Lalu orang-orang Qurais berembuk, siapakah yang bisa melobi Rasulullah agar kepada wanita tersebut diberikan pengampunan. Lalu dipercayakanlah Usamah bin Zaid yang dianggap dekat dengan Rasulullah SAW dan menyampaikan hal itu kepada beliau. Lalu Rasulullah bersabda, “Apakah kamu mau memintakan syafaat dalam hukum di antara hukum-hukum Allah?”

Kemudian Rasulullah berdiri berkhotbah dan bersabda; “Sesungguhnya yang merusak atau membinasakan orang-orang sebelum kalian adalah bahwa mereka dahulu apabila orang mulia di antara mereka yang mencuri, mereka membiarkannya, tetapi kalau orang lemah di antara mereka yang mencuri, mereka menegakkan hukum atas orang tersebut. Demi Allah, seandainya Fatimah binti Muhammad mencuri, niscaya aku akan memotong tangannya.”

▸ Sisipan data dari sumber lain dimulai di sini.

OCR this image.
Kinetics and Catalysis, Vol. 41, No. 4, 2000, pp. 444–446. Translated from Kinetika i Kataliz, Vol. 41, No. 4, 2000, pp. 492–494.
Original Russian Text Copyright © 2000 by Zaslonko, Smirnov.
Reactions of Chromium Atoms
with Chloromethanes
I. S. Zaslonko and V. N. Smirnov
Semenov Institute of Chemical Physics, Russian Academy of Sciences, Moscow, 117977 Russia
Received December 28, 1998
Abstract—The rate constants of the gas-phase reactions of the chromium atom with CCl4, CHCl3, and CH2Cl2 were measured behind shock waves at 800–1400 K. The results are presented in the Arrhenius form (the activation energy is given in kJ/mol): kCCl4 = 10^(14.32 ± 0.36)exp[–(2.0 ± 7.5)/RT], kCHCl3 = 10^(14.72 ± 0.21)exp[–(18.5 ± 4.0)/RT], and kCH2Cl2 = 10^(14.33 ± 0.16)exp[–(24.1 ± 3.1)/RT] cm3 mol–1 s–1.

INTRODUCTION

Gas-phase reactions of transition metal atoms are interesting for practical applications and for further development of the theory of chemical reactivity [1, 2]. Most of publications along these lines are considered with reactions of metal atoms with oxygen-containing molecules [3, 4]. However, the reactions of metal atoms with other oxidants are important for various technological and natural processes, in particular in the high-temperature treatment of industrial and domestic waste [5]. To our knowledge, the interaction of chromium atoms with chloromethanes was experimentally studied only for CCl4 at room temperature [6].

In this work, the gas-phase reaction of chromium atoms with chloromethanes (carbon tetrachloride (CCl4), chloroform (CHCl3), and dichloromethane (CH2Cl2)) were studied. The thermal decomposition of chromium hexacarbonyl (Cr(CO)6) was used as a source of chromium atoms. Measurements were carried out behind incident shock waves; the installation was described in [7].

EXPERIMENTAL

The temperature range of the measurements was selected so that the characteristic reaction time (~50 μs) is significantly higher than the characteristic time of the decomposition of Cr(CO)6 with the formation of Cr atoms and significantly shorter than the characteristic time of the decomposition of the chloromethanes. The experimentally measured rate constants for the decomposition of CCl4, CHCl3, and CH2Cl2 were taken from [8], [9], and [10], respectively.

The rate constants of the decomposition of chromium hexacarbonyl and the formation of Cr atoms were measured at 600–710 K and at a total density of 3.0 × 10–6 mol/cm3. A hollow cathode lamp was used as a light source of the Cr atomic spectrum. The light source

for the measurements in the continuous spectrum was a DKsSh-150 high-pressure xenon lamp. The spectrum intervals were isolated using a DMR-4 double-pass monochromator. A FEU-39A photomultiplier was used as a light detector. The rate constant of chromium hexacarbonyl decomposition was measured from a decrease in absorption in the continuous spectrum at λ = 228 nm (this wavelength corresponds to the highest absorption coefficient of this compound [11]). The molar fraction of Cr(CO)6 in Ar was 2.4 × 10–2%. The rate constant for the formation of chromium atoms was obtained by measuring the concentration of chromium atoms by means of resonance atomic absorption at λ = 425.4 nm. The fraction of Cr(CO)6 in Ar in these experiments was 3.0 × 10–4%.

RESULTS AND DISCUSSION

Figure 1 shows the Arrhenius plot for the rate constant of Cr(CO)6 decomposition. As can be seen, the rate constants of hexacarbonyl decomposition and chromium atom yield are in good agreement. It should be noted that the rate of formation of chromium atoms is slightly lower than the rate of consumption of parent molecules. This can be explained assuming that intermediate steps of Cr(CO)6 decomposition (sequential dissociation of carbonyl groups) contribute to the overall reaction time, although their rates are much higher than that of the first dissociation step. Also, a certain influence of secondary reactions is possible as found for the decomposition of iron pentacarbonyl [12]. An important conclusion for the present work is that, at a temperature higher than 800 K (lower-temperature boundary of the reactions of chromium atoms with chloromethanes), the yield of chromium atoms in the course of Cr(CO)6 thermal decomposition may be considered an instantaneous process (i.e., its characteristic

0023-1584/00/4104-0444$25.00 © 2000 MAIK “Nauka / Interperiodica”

Untuk keadilan dalam urusan pemerintahan, Allah memerintahkan kepada para pejabat atau pemimpin untuk melaksanakan amanat dan tanggung jawab mereka dan memutuskan suatu perkara hukum dengan adil. Allah berfirman, “Sesungguhnya Allah menyuruh kamu menyampaikan amanat kepada yang berhak menerimanya, dan (menyuruh kamu) apabila menetapkan hukum di antara manusia supaya kamu menetapkan dengan adil. Sesungguhnya Allah memberi pengajaran yang sebaik-baiknya kepadamu. Sesungguhnya Allah adalah maha mendengar lagi maha melihat.” (QS An Nisa:58).

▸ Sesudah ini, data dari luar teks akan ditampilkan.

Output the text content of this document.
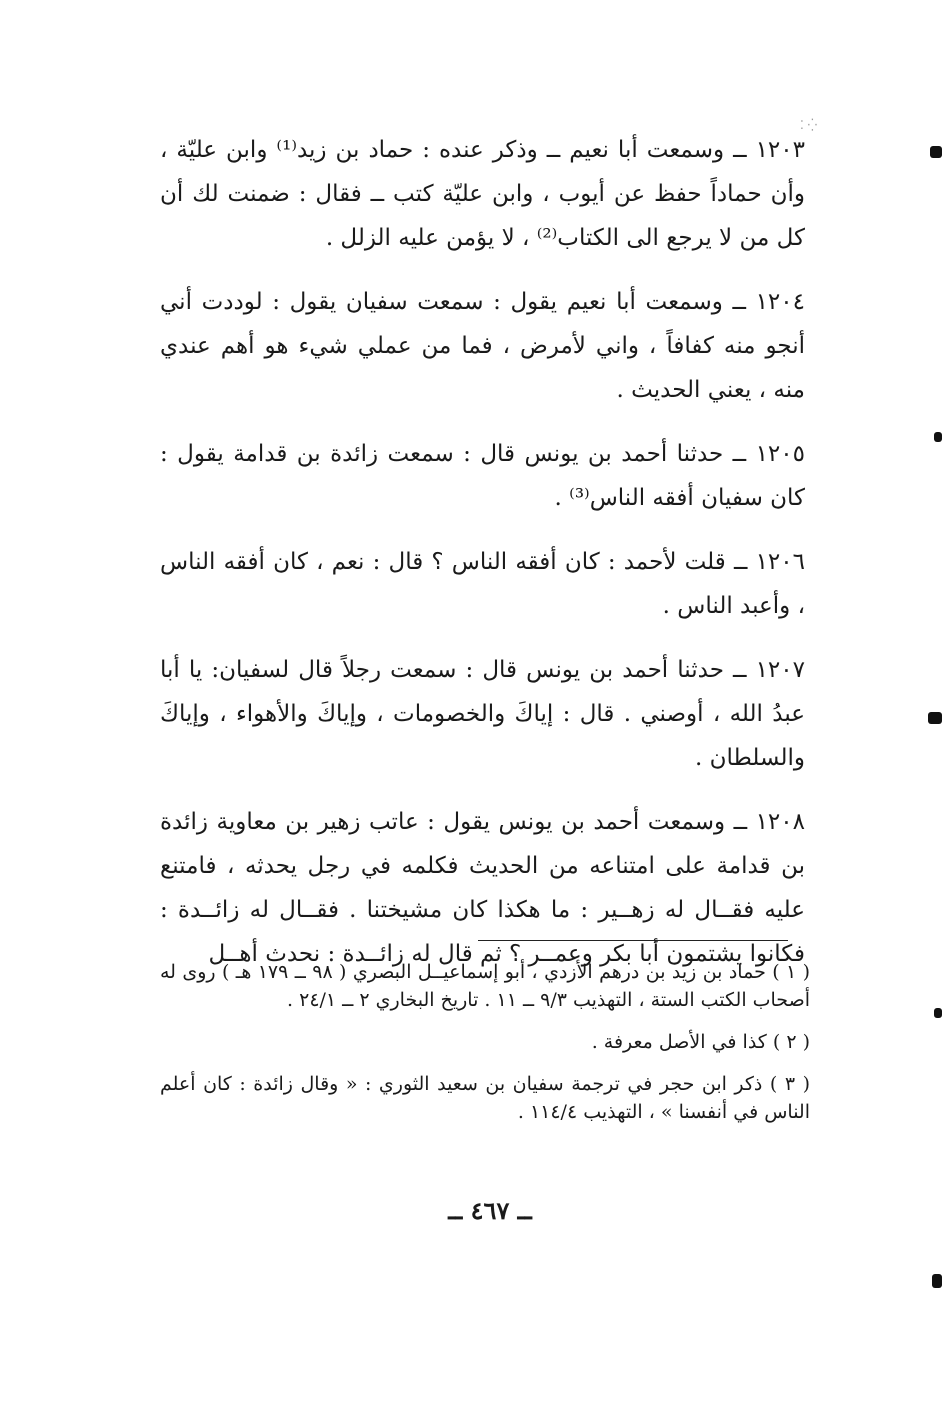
⁚ ⁛

١٢٠٣ ــ وسمعت أبا نعيم ــ وذكر عنده : حماد بن زيد⁽¹⁾ وابن عليّة ، وأن حماداً حفظ عن أيوب ، وابن عليّة كتب ــ فقال : ضمنت لك أن كل من لا يرجع الى الكتاب⁽²⁾ ، لا يؤمن عليه الزلل .

١٢٠٤ ــ وسمعت أبا نعيم يقول : سمعت سفيان يقول : لوددت أني أنجو منه كفافاً ، واني لأمرض ، فما من عملي شيء هو أهم عندي منه ، يعني الحديث .

١٢٠٥ ــ حدثنا أحمد بن يونس قال : سمعت زائدة بن قدامة يقول : كان سفيان أفقه الناس⁽³⁾ .

١٢٠٦ ــ قلت لأحمد : كان أفقه الناس ؟ قال : نعم ، كان أفقه الناس ، وأعبد الناس .

١٢٠٧ ــ حدثنا أحمد بن يونس قال : سمعت رجلاً قال لسفيان: يا أبا عبدُ الله ، أوصني . قال : إياكَ والخصومات ، وإياكَ والأهواء ، وإياكَ والسلطان .

١٢٠٨ ــ وسمعت أحمد بن يونس يقول : عاتب زهير بن معاوية زائدة بن قدامة على امتناعه من الحديث فكلمه في رجل يحدثه ، فامتنع عليه فقــال له زهــير : ما هكذا كان مشيختنا . فقــال له زائــدة : فكانوا يشتمون أبا بكر وعمــر ؟ ثم قال له زائــدة : نحدث أهــل

( ١ ) حماد بن زيد بن درهم الأزدي ، أبو إسماعيــل البصري ( ٩٨ ــ ١٧٩ هـ ) روى له أصحاب الكتب الستة ، التهذيب ٩/٣ ــ ١١ . تاريخ البخاري ٢ ــ ٢٤/١ .

( ٢ ) كذا في الأصل معرفة .

( ٣ ) ذكر ابن حجر في ترجمة سفيان بن سعيد الثوري : « وقال زائدة : كان أعلم الناس في أنفسنا » ، التهذيب ١١٤/٤ .

ــ ٤٦٧ ــ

‘Amanat’ yang dimaksud dalam ayat tersebut adalah melaksanakan jabatan yang dipercayakan kepada para pemimpin sebaik-baiknya. Allah memerintahkan untuk melaksanakan jabatan itu bagi kepentingan rakyat dan kepentingan publik. Memperlakukan secara sama terhadap semua penduduk yang dipimpinnya, tidak mengutamakan sebagiannya dan meminggirkan yang lainnya. Dalam sistem Islam setiap problematika umat mampu di selesaikan hanya dengan beberapa ayat AlQur’an saja.

Hukum dalam sistem demokrasi sama seperti apa yang dikemukakan Filsuf Plato bahwa hukum adalah jaring laba-laba yang hanya mampu menjerat yang lemah tetapi akan robek jika menjerat yang kaya dan kuat. Mengharapkan keadilan di dalamnya hanyalah khayali semata. Wallahu a’lam bi shawab.